= Rap Reiplinger =

American comedian

James Kawika Piʻimauna "Rap" Reiplinger (July 16, 1950 - January 19, 1984) was a Hawaiian comedian, whose humor is an integral part of Hawaii today.

== Biography ==
After attending Punahou School, Reiplinger began performing professionally. In 1974 he helped create the comedy ensemble Booga Booga with James Grant Benton and Ed Kaʻahea.

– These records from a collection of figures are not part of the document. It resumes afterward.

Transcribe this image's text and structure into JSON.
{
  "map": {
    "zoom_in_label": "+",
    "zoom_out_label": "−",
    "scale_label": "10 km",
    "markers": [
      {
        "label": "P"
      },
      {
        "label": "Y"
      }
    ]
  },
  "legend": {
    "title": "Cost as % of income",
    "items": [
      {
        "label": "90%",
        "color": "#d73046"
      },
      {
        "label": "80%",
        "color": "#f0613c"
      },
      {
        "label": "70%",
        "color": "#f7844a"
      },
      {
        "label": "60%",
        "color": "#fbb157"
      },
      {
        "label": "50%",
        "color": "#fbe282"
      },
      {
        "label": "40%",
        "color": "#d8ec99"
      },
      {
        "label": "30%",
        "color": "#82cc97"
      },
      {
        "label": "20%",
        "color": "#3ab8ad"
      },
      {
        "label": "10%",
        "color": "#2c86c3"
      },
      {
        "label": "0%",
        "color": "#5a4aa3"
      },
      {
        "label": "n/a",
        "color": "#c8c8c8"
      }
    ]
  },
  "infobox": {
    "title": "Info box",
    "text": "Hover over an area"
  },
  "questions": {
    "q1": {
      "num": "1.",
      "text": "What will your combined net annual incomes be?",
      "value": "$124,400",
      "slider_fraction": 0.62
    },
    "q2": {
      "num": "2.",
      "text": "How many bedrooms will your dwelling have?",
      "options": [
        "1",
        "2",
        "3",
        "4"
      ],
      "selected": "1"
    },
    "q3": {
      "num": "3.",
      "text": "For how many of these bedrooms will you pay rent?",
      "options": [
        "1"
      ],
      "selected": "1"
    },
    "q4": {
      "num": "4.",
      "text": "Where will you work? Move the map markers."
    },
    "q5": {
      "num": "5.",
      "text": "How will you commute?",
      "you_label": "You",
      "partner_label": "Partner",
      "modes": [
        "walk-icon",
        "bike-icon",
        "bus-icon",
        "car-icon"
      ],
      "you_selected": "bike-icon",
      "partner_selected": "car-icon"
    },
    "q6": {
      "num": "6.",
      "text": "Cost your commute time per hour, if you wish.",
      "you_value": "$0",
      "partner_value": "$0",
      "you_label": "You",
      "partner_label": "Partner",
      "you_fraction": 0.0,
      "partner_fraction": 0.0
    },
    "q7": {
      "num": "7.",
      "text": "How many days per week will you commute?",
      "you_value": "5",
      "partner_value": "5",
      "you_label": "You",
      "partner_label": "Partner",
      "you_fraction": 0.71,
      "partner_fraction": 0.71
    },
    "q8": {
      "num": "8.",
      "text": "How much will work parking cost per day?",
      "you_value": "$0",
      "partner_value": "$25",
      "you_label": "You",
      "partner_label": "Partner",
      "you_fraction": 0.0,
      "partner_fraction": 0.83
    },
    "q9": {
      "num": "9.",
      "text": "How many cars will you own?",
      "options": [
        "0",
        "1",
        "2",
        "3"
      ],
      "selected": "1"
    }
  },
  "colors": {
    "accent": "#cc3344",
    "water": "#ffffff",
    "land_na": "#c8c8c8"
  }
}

In 1982, he received an Emmy Award and bronze medal from the International Film and Television Festival of New York for the "Most Outstanding Television Production" for his television special, Rap′s Hawaii, which he wrote and in which he starred.

Reiplinger's writing, performance, and comic genius was part of the second Hawaiian Renaissance of the 1970s and 1980s.

Reiplinger was married to television journalist Leesa Clark Stone from October 25, 1983 until his death on January 19, 1984. Reiplinger died in 1984 from cocaine-related causes at the age of 33 after going missing for a week.

== Television ==
- Hawaii Five-O (1977) as Stu Hinman
- Rap's Hawai'i KGMB (1982)

== Discography ==
- Poi Dog (1978)
- Crab Dreams (1979) (Won a Nā Hōkū Hanohano award for Best Comedy Album in 1979.)
- Do I Dare Disturb the Universe (1979)
- Strange Bird (1981)
- Rap′s Hawaii (TV Special) 1982 Emmy Award (DVD 2003)
- Towed Away (1983) (Won a Nā Hōkū Hanohano award for Best Graphics in 1984.)
- Rap′s Aloha (TV Special) 1984 Broadcast posthumously.
- Poi Dog With Crabs (1992) (Poi Dog and Crab Dreams) Released posthumously.
- The Best of Rap (1993) Released posthumously.
- The Best of Rap, Too (1996) Released posthumously.